Continuing our conversation on identifying and breaking down communication silos in your organization, let’s dig a little deeper and implement some improvements. Let’s start breaking down those barriers to productivity and more positive business outcomes. In short, we may need to take a wrecking ball to those walls that have built up over time!
Like any business, there is no end to the insider terminology and jargon that make up the manufacturing industry language. Layer in some commonly used acronyms, and it gets far worse. MOS, MRO, CRM, WMS, APS, BI, ERP…the list is practically unending. The compilation of acronyms for Inventory Management alone is pretty staggering.
One of the most challenging cultural barriers is language. When we travel to another country, we may need help understanding the ins and outs of the local culture simply because we do not speak the language.
The same can be said of the “country” or “domain” of business and manufacturing. One of the significant barriers to entry and advancement in any industry is that new people simply do not understand the language.
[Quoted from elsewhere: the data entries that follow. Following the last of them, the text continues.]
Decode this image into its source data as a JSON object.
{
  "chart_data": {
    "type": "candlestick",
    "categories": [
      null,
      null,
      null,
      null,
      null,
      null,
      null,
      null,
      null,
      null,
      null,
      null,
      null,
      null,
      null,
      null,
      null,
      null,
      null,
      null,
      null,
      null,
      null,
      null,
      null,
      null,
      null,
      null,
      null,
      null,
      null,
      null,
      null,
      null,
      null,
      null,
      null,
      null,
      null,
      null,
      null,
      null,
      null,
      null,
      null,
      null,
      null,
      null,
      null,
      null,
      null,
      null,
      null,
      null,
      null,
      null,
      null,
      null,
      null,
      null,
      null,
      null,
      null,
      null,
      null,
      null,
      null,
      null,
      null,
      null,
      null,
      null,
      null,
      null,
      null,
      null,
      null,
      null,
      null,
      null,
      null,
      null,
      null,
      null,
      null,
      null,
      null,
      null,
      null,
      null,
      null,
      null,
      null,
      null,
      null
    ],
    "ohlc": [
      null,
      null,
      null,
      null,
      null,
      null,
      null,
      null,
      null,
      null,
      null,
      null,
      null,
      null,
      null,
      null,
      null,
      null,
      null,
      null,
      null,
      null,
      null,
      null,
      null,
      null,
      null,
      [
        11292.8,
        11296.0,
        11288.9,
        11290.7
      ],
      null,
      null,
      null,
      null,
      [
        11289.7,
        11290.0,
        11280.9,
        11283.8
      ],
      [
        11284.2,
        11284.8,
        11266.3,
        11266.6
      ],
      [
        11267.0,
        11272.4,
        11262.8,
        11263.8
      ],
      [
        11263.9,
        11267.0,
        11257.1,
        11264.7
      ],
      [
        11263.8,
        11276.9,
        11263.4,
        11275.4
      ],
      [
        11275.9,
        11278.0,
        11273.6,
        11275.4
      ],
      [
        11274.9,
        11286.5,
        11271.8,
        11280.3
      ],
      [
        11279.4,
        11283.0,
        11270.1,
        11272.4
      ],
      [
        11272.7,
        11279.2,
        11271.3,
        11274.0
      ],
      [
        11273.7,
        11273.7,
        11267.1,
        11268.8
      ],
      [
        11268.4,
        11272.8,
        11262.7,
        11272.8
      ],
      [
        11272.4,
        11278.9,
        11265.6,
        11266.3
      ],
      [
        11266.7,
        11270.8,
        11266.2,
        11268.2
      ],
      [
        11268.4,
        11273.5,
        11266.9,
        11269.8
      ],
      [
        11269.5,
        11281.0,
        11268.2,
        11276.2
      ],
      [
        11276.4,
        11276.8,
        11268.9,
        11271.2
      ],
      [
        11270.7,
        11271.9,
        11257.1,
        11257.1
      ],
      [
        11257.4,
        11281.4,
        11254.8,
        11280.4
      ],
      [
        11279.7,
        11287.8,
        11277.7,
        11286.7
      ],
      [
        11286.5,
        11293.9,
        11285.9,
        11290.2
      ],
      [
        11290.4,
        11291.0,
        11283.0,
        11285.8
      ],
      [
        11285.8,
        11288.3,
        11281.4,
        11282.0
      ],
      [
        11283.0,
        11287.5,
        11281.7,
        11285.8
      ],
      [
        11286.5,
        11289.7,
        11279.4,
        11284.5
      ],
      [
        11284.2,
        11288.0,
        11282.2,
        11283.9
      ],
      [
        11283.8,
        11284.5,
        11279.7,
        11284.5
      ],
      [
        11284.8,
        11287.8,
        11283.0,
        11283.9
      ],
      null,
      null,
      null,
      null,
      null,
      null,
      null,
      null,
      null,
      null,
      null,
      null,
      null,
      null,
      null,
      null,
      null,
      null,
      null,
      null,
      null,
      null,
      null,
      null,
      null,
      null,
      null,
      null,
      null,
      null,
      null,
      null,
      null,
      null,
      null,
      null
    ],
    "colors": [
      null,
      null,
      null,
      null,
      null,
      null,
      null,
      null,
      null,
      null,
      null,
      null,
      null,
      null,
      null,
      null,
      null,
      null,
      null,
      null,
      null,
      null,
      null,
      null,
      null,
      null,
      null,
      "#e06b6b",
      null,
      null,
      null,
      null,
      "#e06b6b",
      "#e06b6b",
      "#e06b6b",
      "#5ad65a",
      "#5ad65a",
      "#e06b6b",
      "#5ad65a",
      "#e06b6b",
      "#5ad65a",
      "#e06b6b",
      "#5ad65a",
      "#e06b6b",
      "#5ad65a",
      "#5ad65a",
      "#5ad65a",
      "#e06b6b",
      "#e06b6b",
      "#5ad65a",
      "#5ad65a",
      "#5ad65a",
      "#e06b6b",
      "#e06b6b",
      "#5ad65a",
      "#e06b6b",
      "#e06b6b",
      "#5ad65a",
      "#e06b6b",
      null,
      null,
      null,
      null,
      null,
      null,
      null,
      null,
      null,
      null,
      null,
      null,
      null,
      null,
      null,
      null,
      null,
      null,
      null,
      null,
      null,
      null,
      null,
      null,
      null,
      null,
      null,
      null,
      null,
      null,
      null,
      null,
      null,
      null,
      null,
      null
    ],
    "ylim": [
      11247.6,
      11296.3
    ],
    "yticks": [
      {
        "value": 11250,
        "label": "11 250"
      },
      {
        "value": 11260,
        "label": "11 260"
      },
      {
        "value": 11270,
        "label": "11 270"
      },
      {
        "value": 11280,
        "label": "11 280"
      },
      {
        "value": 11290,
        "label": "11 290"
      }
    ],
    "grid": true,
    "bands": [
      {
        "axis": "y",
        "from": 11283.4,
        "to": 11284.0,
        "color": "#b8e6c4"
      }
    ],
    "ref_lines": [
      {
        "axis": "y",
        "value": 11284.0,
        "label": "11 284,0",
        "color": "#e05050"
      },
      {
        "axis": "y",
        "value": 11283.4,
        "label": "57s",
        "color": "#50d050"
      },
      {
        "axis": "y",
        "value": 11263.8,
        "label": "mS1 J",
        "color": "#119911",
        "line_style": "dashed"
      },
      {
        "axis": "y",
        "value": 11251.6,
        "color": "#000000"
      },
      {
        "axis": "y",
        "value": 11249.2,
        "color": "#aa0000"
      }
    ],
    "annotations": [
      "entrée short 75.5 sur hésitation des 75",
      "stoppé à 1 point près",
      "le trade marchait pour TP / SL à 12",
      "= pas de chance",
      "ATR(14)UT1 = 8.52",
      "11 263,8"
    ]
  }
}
Beyond the waves of insider jargon lies a sea of software applications and technologies and their oceans of data, flooding our systems and pouring out nonstop. We’re drowning in the stuff. We swim against the rip current of 24/7/365 information and struggle to tread water, let alone make progress.
The learning curves for each new software tool and technology we implement are getting steeper and steeper. As a result, the ROI moves further away from the shore, off into the distance.
Instead of breaking under the strain of too many tools, techniques, technologies, and terminologies, let’s break down the barriers between the knowledge “haves” and “have nots.” If information is power, and the more you know, the more you grow, as they say, let’s share the wealth.
As part of our business discovery process, we sit in on many meetings and work alongside a lot of people at differing levels in each organization—from Line Operators to Shift Supervisors to Maintenance Technicians to CEOs.
The executive leadership team often looks at their data set and uses their own language to make sense of it and make decisions. Accordingly, so do the frontline supervisors, operators, and technicians. They have their own vernacular and understanding of what the job requires. And, of course, a giant chasm exists between what a CEO may know and what a line operator may know.
Unfortunately, and all too often, we find that vital information, like daily KPI targets, is kept on computer dashboards or whiteboards in senior management offices and away from the workforce that must reliably perform to those standards. Why is that?
Sharing vital information with the employees responsible for performance should be a no-brainer. But unfortunately, critical information transparency is often overlooked or purposefully avoided.